3 Smart Tax Moves After You File Your 2017 Tax Return

3 Smart Tax Moves After You File Your 2017 Tax Return

Relieved that you won’t have to think about taxes for another year now that you’ve finally submitted your 2017 return or will soon? It’s best not to put taxes on the back burner yet. Instead, take advantage of being in tax mode to make a few moves that can help with next year’s return and improve your finances overall.

That’s nearly always a good idea, but it’s especially timely now, given major changes in the 2017 tax law that could impact what you owe for 2018 and new tools to help with the process.

1. Save Your Tax Refund for Retirement

Filing season presents a perfect opportunity to pad your nest egg in the home stretch toward retirement if you’re among the roughly three-quarters of taxpayers who typically get a tax refund.

Chances are, it will be a significant sum. Older taxpayers typically get more money back from the Internal Revenue Service (IRS) than the average $2,900 refund.

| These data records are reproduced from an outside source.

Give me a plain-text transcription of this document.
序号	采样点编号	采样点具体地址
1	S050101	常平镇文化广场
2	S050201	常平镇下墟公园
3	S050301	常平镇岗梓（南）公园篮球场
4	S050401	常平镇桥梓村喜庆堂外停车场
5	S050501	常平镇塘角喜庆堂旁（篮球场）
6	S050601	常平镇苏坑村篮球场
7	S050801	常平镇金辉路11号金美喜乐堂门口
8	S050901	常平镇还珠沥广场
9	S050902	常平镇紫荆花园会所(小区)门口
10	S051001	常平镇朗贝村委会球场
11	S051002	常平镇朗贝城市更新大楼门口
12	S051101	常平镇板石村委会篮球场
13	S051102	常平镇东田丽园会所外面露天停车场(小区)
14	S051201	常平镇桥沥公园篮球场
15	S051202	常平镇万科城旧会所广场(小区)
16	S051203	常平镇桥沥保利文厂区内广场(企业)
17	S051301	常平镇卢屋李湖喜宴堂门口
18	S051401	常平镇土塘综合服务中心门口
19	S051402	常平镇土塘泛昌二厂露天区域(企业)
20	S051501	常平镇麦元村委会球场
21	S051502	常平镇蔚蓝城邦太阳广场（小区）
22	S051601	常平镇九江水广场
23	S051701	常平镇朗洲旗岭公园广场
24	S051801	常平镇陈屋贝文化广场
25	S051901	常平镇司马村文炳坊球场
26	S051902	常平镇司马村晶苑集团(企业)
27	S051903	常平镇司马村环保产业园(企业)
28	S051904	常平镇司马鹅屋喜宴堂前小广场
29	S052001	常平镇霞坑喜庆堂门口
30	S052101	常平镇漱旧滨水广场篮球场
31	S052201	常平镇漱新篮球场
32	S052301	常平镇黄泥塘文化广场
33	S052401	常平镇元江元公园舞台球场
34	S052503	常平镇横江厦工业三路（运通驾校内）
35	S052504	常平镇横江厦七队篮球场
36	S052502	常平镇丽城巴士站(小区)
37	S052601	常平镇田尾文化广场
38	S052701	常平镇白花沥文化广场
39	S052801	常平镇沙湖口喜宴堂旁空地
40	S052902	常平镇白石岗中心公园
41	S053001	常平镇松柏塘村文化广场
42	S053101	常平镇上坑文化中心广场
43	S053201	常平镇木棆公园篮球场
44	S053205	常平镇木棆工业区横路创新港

In 2016, the typical refund for taxpayers ages 45 to 64 was around $4,300. That’s enough to fund about two-thirds of the maximum $6,500 Individual Retirement Account (IRA) contribution allowed this year for savers 50 and older, if you qualify.

You can contribute to a traditional IRA as long as you or your spouse have earned income equal to the amount you’re putting into the account and won’t turn 70 ½ in the calendar year — even if you save in a 401(k) or similar retirement plan at work. If you contribute to an employer-sponsored retirement plan, your IRA contribution won’t be deductible, but the earnings will still grow tax-deferred.

 

2. Simplify Your Freelance Life

More boomers and Gen Xers work in the gig economy than other generations, according to a recent T. Rowe Price study. That means they’re also more likely to have the tax hassles that go along with earning freelance income, such as the complicated calculations to figure out how much you owe Uncle Sam and the annoyance of paying quarterly estimated taxes.

 

3. Do a Paycheck Checkup

If you’re a salaried employee, you’ve probably noticed a little bump in your take-home pay since January, courtesy of last year’s tax law. The average paycheck has increased by 1 to 3% in 2018. You may see more tax liability for tax year 2018 if you itemized deductions for 2017 and you pay steep property taxes or live in a high income-tax state such as New York or California. That’s because the new law limits the value of those write-offs by capping the deduction for state and local income tax withholding, property and sales taxes at $10,000. In addition, because the new law nearly doubles the standard deduction to $24,000 for married couples filing jointly and $12,000 for singles, you may now have to take the standard deduction if your itemized deductions for deductible expenses like home mortgage interest, property taxes and state income tax withholding are not more than the new standard deduction amount.

So, unless the total value of your charitable contributions, local taxes, mortgage interest and other write-offs exceeds those sharply higher standard deduction limits, they will no longer help to lower your taxable income, which might mean you need to have more taxes withheld.

Other situations that increase the likelihood your withholding may be out of whack: if you’ll pay the alternative minimum tax, earn freelance income or have capital gains and dividend income in 2018.

If you do need to make an adjustment, fill out a new W-4 form with your employer. That’s at least one thing that hasn’t changed since last year and doesn’t require an app to figure out.